In Praise of Shadows (1933) by the Japanese author, Tanizaki, is a lament of living with modern artificial illumination, of missing deep shadow and the profound experience of being a being in half-light. In bright light everything becomes homogenized, corporate, and possesses a ubiquitous sameness (political passivity). Tanizaki proposes how natural light and deep shadow liven the senses; the dark recesses don’t contain monsters but the benign presence of ancestors. Allowing dark corners allows one to reflect on the mysteries of the world, so the stark eradication of darkness is an eradication of deep (lateral) thought. In this respect natural light and shadow facilitate a ‘wandering mind’. Tanizaki points out that we are often critical in the West of flitting from one thing to another and that logical sequence and linear thought are seen as the only way to acquire true meaning.
Our projects echo Tanizaki’s sentiments. The collaboration works to foster complex and flexible interpretations and experiences. Through our work we traverse rhetorical devices and tropes, materialities, technologies, modes of production and strategic interventions. We struggle to assimilate our work and our perception of the world into a manageable whole, and this is precisley its point. In this sense we tacitly suggest or invoke a realm within which doubt, reticence and inconclusiveness may be privileged over certain forms of knowledge; a critical sentiment which lies at the centre of all of our work.
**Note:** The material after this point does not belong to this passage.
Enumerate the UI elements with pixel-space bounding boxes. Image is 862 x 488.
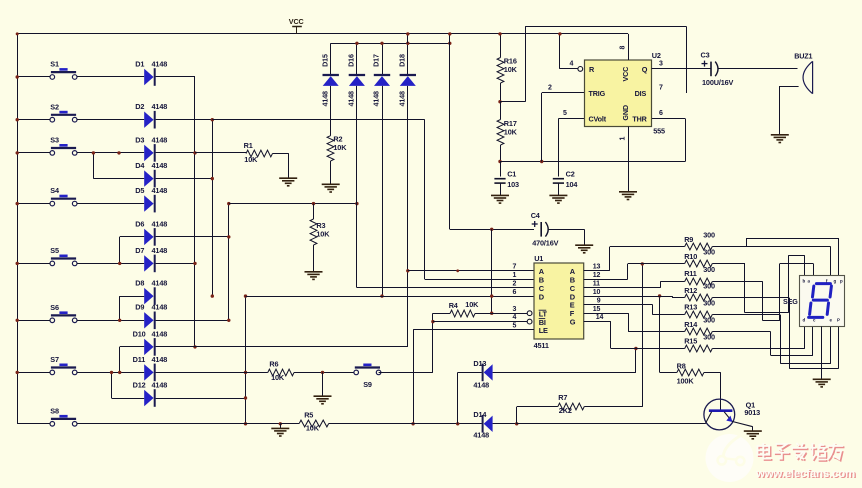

Our most recent project, “The Stag and Hound” at PSL prioritised a sense of ‘drift’ from one approach or position to the next, manifested in the work through unruly ‘groupings’ and conflations of ideas and objects.The Stag and Hound was a call for an adjustment in a continuous way of being that is able to manifest itself visually, technically, materially, emotionally and ultimately artistically. In this sense a wandering mind possesses its own sense of depth, its own sense of putting things together to make a heterogenic space in the world.